Endogenous Mixture Game Equilibria

This walks through the process of computing the equilibria for an arbitrary mixture between two games. For this purpose, we we only care about the mixture ratio t between the two games, and the payoff to a single player for deviating to strategy s when every other agent mixes according to mixture \mathbf m, which we’ll denote a_s (\mathbf m) and b_s (\mathbf m) respectively. This derivation is for the symmetric case where s \in \mathcal S, |\mathcal S| = S, but the extension is role-symmetry is trivial. The shorthand \dot f indicates the derivative of f with respect to t (\frac{\partial f}{\partial t}), and following similar patterns, capital letters are matricies, bold lowercase letters are vectors, and regular lowercase letters are scalars.

For the game where each payoff is 1 - t fraction of the payoff from game a and t fraction from game b, the deviation payoff is simply p_s (\mathbf m) = (1 - t) a_s (\mathbf m) + t b_s (\mathbf m), which we can differentiate easily:

\dot p_s(\mathbf m) &= b_s(\mathbf m) - a_s(\mathbf m) + (1 - t) \nabla_{\mathbf m}^\top a_s(\mathbf m) \dot{\mathbf m} + t \nabla_{\mathbf m}^\top b_s(\mathbf m) \dot{\mathbf m} \\ &= g_s(\mathbf m) + \mathbf f_s^\top(\mathbf m, t) \dot{\mathbf m} \\ g_s(\mathbf m) &= b_s(\mathbf m) - a_s(\mathbf m) \\ \mathbf f_s(\mathbf m) &= (1 - t) \nabla_{\mathbf m} a_s(\mathbf m) + t \nabla_{\mathbf m} b_s(\mathbf m)

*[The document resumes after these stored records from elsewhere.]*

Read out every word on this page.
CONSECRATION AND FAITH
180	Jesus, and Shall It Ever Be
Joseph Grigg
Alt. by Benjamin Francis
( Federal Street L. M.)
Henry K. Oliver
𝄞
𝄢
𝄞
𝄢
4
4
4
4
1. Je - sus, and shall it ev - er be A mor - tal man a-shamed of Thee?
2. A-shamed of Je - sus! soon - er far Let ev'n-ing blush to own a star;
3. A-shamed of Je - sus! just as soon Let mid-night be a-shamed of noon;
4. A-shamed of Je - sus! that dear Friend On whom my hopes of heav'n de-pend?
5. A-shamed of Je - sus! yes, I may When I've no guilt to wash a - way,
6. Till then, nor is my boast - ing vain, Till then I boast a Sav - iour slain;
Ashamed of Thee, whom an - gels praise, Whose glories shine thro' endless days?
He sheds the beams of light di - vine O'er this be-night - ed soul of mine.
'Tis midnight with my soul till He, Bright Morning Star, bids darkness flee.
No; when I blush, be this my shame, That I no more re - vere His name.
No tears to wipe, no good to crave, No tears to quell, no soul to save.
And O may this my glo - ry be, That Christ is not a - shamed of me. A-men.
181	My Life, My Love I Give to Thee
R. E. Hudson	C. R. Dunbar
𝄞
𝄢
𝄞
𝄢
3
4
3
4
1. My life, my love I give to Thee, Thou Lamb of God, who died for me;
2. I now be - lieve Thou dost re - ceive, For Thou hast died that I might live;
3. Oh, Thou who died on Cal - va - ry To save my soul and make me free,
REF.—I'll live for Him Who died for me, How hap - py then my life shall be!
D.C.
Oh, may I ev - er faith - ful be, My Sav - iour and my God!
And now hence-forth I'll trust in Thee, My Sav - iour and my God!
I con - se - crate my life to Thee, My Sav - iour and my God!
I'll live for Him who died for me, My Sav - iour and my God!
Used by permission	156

If \mathbf m is an equilibrium mixture of game p, then for every pair of strategies r,s with support (m_i > 0, i \in {r,s}) that p_r(\mathbf m) = p_s(\mathbf m), which also implies \dot p_r(\mathbf m) = \dot p_s(\mathbf m). S - 1 independent pairs of strategies can chosen to generate S - 1 independent equalities of the form:

g_r(\mathbf m) - g_s(\mathbf m) &= \left[ \mathbf f_s^\top(\mathbf m, t) - \mathbf f_r^\top(\mathbf m, t) \right] \dot{\mathbf m}

A simple choice of pairs is \{(s, i) | i \in \mathcal S \setminus \{ s \}\}. The final equation keeps the equilibrium mixture a mixture, \mathbf 1^\top \dot{\mathbf m} = 0. If we take the strategies as indices from 1 to S and use the pairs suggested, this can be represented as the matrix equation:

\begin{bmatrix} g_1(\mathbf m) - g_2(\mathbf m) \\ \vdots \\ g_1(\mathbf m) - g_S(\mathbf m) \\ 0 \end{bmatrix} &= \begin{bmatrix} \mathbf f_1^\top(\mathbf m, t) - \mathbf f_2^\top(\mathbf m, t) \\ \vdots \\ \mathbf f_1^\top(\mathbf m, t) - \mathbf f_S^\top(\mathbf m, t) \\ \mathbf 1^\top \end{bmatrix} \dot{\mathbf m} \\ \mathbf g(\mathbf m) &= \mathbf F(\mathbf m, t) \dot{\mathbf m} \\ \dot{\mathbf m} &= \mathbf F^{-1}(\mathbf m, t) \mathbf g(\mathbf m)

This final equation represents the derivative of the components of an equilibrium mixture with support in a t game. Given an equilibrium of a t, equilibria of nearby games can be found using numeric ODE solving techniques until either a beneficial deviation exists to a strategy outside of support, or support for a current strategy drops to zero. In the later case, the support can just be dropped, and the technique can progress, in the former, this equilibrium effectively disappears, and a new equilibrium must be found for t \pm \epsilon.

A limitation of this method is that it stops as soon as beneficial deviation exists outside of support. There are papers the project the equilibrium into a space where the equilibria are piecewise continuous, and as a result, may skirt the need to find new equilibria when a beneficial deviation exists outside of support, however, these methods aren’t readily applicable to our circumstances for two reasons.

  1. They parameterize games by subtracting off the expected deviation payoff played against the uniform mixture, which we generally can’t sample because it would imply having complete game data instead of sparse game data.

  2. The projection of the games does not merge arbitrary games a and b, but instead ones that differ only in the expected payoff to deviating from the uniform mixture, meaning that some aspect of the projection would need to be tweaked in order to work for arbitrary games.